Jarmar Julien

No. 27
- Position: Running back

Personal information
- Born: December 11, 1979 (age 46) San Jose, California, U.S.
- Listed height: 5 ft 11 in (1.80 m)
- Listed weight: 240 lb (109 kg)

Career information
- High school: Oak Grove (San Jose)
- College: San Jose State
- NFL draft: 2002: undrafted

Career history
- Kansas City Chiefs (2002); Oakland Raiders (2005)*;
- * Offseason or practice squad member only

Career NFL statistics
- Total tackles: 1
- Stats at Pro Football Reference

= Jarmar Julien =

American football player (born 1979)

Jarmar Antwion Julien (born December 11, 1979) is an American former professional football player who was a running back for one season with the Kansas City Chiefs of the National Football League (NFL) in 2002. He played college football for the San Jose State Spartans.

==Early life and college career==
Born and raised in San Jose, California, Julien graduated from Oak Grove High School. As a senior, Julien was honorable mention USA Today All-USA in 1997.

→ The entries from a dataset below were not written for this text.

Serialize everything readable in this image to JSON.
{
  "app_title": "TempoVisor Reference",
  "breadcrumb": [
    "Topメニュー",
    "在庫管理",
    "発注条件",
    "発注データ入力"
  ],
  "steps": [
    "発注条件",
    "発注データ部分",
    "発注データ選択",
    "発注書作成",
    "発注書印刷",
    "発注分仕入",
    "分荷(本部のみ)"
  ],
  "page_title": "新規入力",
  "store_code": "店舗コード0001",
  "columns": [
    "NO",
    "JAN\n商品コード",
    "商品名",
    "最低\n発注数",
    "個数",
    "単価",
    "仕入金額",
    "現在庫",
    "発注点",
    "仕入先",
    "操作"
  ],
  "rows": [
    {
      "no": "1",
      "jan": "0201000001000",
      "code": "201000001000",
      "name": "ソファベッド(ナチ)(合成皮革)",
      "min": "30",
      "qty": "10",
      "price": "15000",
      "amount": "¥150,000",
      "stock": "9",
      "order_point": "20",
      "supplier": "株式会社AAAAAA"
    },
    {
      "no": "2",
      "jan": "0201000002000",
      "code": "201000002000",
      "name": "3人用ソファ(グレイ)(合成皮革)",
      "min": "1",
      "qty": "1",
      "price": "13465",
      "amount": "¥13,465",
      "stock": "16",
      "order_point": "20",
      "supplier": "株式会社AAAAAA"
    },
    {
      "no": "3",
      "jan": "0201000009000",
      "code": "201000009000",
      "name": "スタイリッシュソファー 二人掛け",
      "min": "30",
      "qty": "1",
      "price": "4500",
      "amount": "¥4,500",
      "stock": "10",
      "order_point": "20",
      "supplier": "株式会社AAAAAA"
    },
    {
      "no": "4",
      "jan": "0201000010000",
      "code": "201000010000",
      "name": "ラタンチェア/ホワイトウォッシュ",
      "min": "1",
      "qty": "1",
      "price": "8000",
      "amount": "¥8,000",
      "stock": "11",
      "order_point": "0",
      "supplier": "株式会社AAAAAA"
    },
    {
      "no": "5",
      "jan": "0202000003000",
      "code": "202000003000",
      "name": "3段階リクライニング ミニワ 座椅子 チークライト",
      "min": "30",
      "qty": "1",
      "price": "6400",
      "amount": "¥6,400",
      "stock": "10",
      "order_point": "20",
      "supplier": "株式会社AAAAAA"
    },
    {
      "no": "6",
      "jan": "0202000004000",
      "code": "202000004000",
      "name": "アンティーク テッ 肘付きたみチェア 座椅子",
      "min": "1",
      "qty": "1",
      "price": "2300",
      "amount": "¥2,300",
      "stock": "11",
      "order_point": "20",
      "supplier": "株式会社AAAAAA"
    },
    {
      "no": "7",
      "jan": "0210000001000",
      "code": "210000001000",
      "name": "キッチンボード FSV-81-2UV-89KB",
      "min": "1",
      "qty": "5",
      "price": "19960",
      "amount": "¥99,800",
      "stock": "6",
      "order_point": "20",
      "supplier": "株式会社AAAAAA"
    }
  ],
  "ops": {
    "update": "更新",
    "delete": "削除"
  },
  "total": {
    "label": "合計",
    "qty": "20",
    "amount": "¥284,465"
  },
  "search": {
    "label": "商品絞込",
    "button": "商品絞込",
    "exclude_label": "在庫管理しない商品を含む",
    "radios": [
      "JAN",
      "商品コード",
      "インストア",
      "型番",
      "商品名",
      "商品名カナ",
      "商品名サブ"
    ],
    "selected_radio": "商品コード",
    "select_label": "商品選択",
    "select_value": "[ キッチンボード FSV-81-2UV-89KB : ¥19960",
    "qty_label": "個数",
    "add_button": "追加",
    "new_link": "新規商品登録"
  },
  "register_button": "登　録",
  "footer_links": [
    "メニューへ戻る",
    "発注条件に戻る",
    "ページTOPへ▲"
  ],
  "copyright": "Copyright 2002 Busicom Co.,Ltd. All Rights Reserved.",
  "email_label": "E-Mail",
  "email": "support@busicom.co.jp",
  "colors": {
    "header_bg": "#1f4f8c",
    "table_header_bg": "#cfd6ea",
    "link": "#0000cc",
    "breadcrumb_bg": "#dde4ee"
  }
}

Julien enrolled at San Jose State University in 1998 and began playing on the San Jose State Spartans football team in 1999 as a starter at cornerback and strong safety, with 21 total tackles and four passes defended. On offense, he made one catch for eight yards, and he returned 12 kickoffs for 158 yards. In 2000, Julien moved to offense as tailback, rushing for 561 yards and eight touchdowns. He also had 87 receiving yards and a touchdown on eight catches, along with 501 kick return yards. Julien had a breakout season in 2001 rushing for 820 yards and 12 touchdowns and receiving for 108 yards, earning second-team All-Western Athletic Conference honors.

==Pro football career==
Julien skipped his final year of football eligibility to declare for the 2002 NFL draft. However, he was not selected, and he signed with the Kansas City Chiefs as an undrafted free agent on April 29, 2002. After missing the preseason and the early regular season with an ankle injury, Julien spent time on the practice squad before being promoted to the active roster in December, and he played on special teams in the final two games of the season, making on tackle. Julien was released after the 2003 preseason.

Julien attempted a comeback in football with the Oakland Raiders, being allocated to NFL Europe in February 2005 before being cut a month later.